Hartley explained that although digitalisation in this sector “has been slower” historically, it has now been “measurably speeding up” since 2021.
“For example, Beazley Digital [is] straight processing 80% of risk submissions. Allianz UK [has a] goal to digitally deliver quotes to brokers for 80% of risks within one hour. This is setting a new market standard,” he said.
Soni added: “Digitalisation of commercial lines is progressing at pace, stimulated by customer and broker demand, as well as the desire to deliver a better all-round experience across the insurance industry.
“Although personal lines took the first step and [was] expected to change at the same rate as banks and tech companies, commercial lines is starting to catch up.
“This covers both how we interact with customers, develop and distribute propositions and improve key areas - from underwriting through to the claims function.
“I believe digitalisation of commercial lines is accelerating and the crux will be to keep pace and maintain the rate of change.
“As we move beyond modernising internal processing, the next step will be to enable more digital interaction, more self-service and more innovative products.
“The key will be anticipating customer requirements before they have happened, as well as upskilling our experts with the tools that will allow streamlined processes to become the norm.”
However, Henderson warned that commercial lines digitalisation cannot follow the same route as personal lines.
He explained: “Commercial lines need to become at least as digitally savvy as personal lines, but in very different ways.
“Personal lines were forced to digitise to handle large numbers of customers with similar requirement, whereas commercial lines need to digitise to allow expert advice to be delivered to companies as efficiently as possible.

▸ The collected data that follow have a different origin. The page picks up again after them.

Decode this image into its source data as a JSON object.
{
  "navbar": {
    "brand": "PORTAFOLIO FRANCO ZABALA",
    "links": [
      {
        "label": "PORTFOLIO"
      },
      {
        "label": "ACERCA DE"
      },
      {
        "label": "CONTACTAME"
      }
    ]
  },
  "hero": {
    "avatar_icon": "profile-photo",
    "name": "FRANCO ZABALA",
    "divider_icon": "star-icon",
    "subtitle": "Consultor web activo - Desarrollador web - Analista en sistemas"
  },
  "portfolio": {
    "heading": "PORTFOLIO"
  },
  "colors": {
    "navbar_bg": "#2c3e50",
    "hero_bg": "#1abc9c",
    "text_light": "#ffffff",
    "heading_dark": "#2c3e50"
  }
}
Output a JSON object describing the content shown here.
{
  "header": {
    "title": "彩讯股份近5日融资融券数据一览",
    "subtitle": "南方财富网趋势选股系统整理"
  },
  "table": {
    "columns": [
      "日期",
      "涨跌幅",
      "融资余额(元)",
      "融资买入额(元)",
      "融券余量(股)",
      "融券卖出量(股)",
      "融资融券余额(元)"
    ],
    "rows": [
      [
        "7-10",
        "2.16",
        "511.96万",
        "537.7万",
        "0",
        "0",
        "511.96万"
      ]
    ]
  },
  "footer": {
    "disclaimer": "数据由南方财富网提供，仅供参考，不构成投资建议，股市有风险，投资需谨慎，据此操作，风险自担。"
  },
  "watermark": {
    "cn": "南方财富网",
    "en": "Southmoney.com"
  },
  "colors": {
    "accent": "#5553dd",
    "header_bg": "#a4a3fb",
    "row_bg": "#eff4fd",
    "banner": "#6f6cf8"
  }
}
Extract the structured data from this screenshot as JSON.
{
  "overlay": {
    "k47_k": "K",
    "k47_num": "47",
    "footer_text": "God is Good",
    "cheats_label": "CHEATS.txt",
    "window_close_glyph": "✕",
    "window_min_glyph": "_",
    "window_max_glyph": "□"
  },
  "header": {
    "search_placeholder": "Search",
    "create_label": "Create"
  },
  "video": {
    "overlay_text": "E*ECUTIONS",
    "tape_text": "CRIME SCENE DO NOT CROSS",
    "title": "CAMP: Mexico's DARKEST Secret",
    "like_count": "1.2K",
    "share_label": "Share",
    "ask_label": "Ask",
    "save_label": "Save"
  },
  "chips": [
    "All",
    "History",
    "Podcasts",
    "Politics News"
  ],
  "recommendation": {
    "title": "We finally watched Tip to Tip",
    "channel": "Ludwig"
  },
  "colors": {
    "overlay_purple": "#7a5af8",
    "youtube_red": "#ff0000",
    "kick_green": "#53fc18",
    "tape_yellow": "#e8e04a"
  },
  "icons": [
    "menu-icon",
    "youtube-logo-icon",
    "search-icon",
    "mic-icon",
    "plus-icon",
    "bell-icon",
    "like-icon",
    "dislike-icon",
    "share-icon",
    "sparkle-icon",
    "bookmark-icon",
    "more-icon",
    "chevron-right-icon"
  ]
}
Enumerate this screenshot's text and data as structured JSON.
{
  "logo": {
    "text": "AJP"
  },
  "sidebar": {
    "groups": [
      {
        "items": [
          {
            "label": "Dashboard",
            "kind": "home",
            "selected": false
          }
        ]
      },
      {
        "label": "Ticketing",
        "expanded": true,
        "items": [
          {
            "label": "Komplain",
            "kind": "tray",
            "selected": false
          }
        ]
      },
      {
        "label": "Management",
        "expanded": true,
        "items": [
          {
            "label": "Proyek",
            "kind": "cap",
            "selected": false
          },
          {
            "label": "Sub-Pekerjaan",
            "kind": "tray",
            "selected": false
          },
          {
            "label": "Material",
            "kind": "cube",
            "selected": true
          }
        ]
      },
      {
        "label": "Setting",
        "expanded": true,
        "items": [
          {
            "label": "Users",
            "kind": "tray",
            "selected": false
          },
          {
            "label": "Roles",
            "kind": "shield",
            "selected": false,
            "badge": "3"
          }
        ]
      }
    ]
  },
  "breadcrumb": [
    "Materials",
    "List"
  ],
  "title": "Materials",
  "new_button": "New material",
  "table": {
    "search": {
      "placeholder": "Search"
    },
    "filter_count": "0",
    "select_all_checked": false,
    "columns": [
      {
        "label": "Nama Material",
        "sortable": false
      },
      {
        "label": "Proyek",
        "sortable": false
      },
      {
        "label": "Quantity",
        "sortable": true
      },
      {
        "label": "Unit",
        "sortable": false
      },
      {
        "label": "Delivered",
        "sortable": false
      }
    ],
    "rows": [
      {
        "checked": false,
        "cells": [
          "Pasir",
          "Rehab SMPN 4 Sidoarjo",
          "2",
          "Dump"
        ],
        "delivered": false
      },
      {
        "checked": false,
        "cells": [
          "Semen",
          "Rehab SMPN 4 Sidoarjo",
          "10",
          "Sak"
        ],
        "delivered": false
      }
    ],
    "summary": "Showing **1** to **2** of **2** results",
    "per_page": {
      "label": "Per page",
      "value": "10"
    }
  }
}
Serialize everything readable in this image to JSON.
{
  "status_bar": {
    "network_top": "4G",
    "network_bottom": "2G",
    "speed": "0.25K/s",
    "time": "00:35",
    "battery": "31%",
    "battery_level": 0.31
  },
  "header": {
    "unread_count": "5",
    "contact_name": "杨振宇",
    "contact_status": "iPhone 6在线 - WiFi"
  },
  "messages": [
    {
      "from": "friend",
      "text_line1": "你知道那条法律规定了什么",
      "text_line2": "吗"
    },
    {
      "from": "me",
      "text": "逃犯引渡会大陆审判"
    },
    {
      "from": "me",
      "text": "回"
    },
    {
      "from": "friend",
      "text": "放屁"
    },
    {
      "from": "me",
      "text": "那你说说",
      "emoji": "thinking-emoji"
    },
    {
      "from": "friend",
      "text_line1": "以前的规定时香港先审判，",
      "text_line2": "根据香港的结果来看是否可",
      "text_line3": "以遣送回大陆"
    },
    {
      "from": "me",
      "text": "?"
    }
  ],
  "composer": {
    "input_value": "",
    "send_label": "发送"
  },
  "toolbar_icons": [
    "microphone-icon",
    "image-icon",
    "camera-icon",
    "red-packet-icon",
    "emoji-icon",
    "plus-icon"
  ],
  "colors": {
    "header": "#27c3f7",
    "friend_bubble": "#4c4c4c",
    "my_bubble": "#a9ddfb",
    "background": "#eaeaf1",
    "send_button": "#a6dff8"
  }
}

“Commercial lines businesses - apart from micro SME level and other more homogenous business lines - need to focus on using digitisation to reduce overhead and ensure quality while continuing to deliver expert advice.”
For him, insurers hold the key to really turning the digitalisation dial in commercial lines.
“The insurers can unlock innovation by providing targeted funding and real access to knowledge and data. They need to encourage the new wave of innovators to learn about commercial insurance - you cannot digitise what you don’t understand,” Henderson added.
Joining the digital dots
The Covid-19 pandemic helped prove that digital methods and processes have to be an important part of businesses’ operating models moving forward.
Although personal lines focused firms have leapt at this opportunity to engage directly with consumers, commercial lines providers – traditionally – have been wondering how best to action technology.
This void has even led to firms like Cytora, which launched in 2014, being established to help join some of the dots for insurance businesses – Hartley told me that the lack of digitalisation in commercial lines was a specific niche that his firm strived to address.
It’s great news that the commercial lines sector is now becoming more tech savvy – it will be interesting to see where the next innovation comes from and how this will impact market participants and end customers.